Friday, November 8, 2024

Gales of creative political disruption

In one of the many immediate post-election opinion pieces someone compared Trump's policies to the "gales of creative destruction", a term coined by the Austrian economist, Joseph Schumpeter in his 1934 book "The Theory of Economic Development"[1].  It's an interesting but ultimately flawed analogy.

While social media can bee seen as the technological shift that has created the context for innovation in the political area, there are two critical differences. 

First in business there are clear outcomes that determine which experiments fail and which succeed. The process of variation, selection and retention (which the strategy literature borrowed from evolutionary biology) relies on the selection of the more fit experiments to be retained; but it's unclear that in politics there is a strong relation between measurable outcomes and retention.  (While James March argued in Exploration and Exploitation"[2] that too swift a convergence on one solution precluded experimentation that could 1) lead to a more advantageous position on a hilly (rugged) landscape and 2) prevented adaptation to a slowly changing context, abandoning any connection between the quality of outcomes and retention is more  even problematic).

Second, Schumpeter envisioned a large number of entrepreneurial experiments from which one might emerge as a winner, and has Tushman and Anderson[3] have suggested, would for a period become the dominant paradigm. The analogy to the political arena is that at any point in time there is generally only one experiment, not many, and there can be no cross-sectional comparisons by which to select a more fit approach.  This analogy becomes more disturbing when one realizes that 99% of new ventures fail. That's why logical incrementalism[4,5] is a safer course.  

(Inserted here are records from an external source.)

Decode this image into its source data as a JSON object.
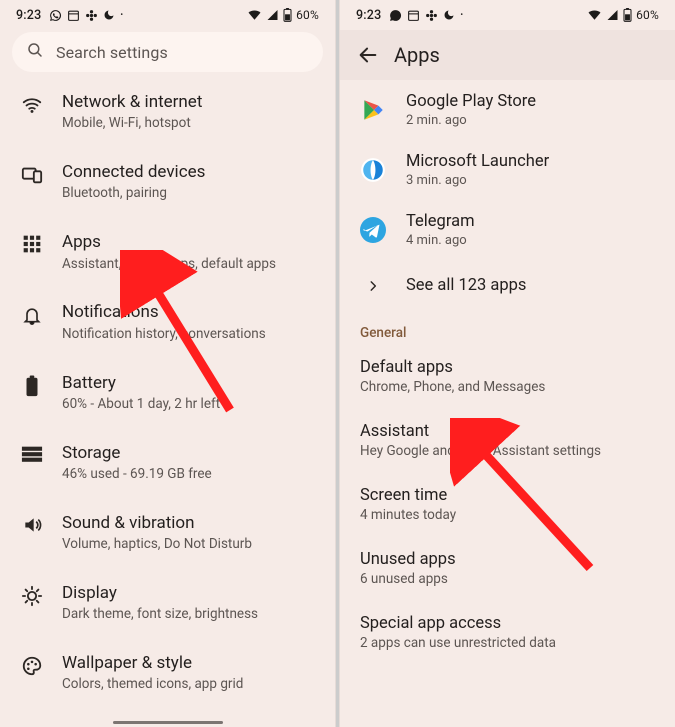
{
  "status": {
    "time": "9:23",
    "battery_text": "60%"
  },
  "left": {
    "search_label": "Search settings",
    "items": [
      {
        "title": "Network & internet",
        "sub": "Mobile, Wi-Fi, hotspot"
      },
      {
        "title": "Connected devices",
        "sub": "Bluetooth, pairing"
      },
      {
        "title": "Apps",
        "sub": "Assistant, recent apps, default apps"
      },
      {
        "title": "Notifications",
        "sub": "Notification history, conversations"
      },
      {
        "title": "Battery",
        "sub": "60% - About 1 day, 2 hr left"
      },
      {
        "title": "Storage",
        "sub": "46% used - 69.19 GB free"
      },
      {
        "title": "Sound & vibration",
        "sub": "Volume, haptics, Do Not Disturb"
      },
      {
        "title": "Display",
        "sub": "Dark theme, font size, brightness"
      },
      {
        "title": "Wallpaper & style",
        "sub": "Colors, themed icons, app grid"
      }
    ]
  },
  "right": {
    "header_title": "Apps",
    "apps": [
      {
        "name": "Google Play Store",
        "sub": "2 min. ago"
      },
      {
        "name": "Microsoft Launcher",
        "sub": "3 min. ago"
      },
      {
        "name": "Telegram",
        "sub": "4 min. ago"
      }
    ],
    "see_all": "See all 123 apps",
    "section_label": "General",
    "general": [
      {
        "title": "Default apps",
        "sub": "Chrome, Phone, and Messages"
      },
      {
        "title": "Assistant",
        "sub": "Hey Google and other Assistant settings"
      },
      {
        "title": "Screen time",
        "sub": "4 minutes today"
      },
      {
        "title": "Unused apps",
        "sub": "6 unused apps"
      },
      {
        "title": "Special app access",
        "sub": "2 apps can use unrestricted data"
      }
    ]
  }
}
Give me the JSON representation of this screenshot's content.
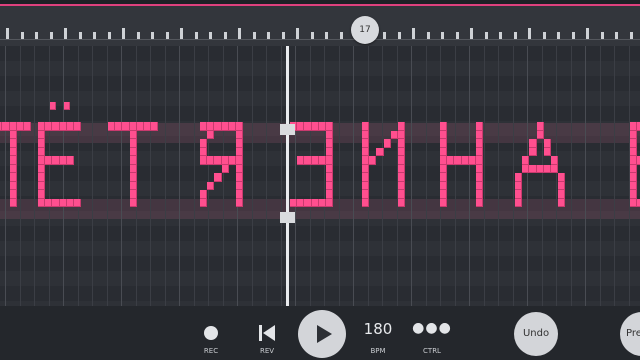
{
  "colors": {
    "accent": "#e0417e",
    "note": "#ff4f8f",
    "background": "#2a2d33"
  },
  "ruler": {
    "bar_marker": "17"
  },
  "transport": {
    "rec_label": "REC",
    "rev_label": "REV",
    "bpm_value": "180",
    "bpm_label": "BPM",
    "ctrl_label": "CTRL",
    "undo_label": "Undo",
    "pre_label": "Pre"
  },
  "icons": [
    "record-icon",
    "rewind-icon",
    "play-icon",
    "more-icon"
  ]
}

[1] Schumpeter, J. A. (1934). The Theory of Economic Development. Cambridge, MA, Harvard University Press.

[2] March, J. G. (1991). "Exploration and Exploitation in Organizational Learning." Organization Science 2(1): 71-87.

[3] Tushman, M. and P. Anderson (1986). "Technological Discontinuities and Organizational Environments." Administrative Science Quarterly 31: 439-465.

[4] Lindblom, C. E. (1952). "The Science of Muddling Through." Public Administration Review 19(2): 77-88.

[5] Quinn, J. B. (1980). Strategies for Change; Logical Incrementalism, Richard D. Irwin.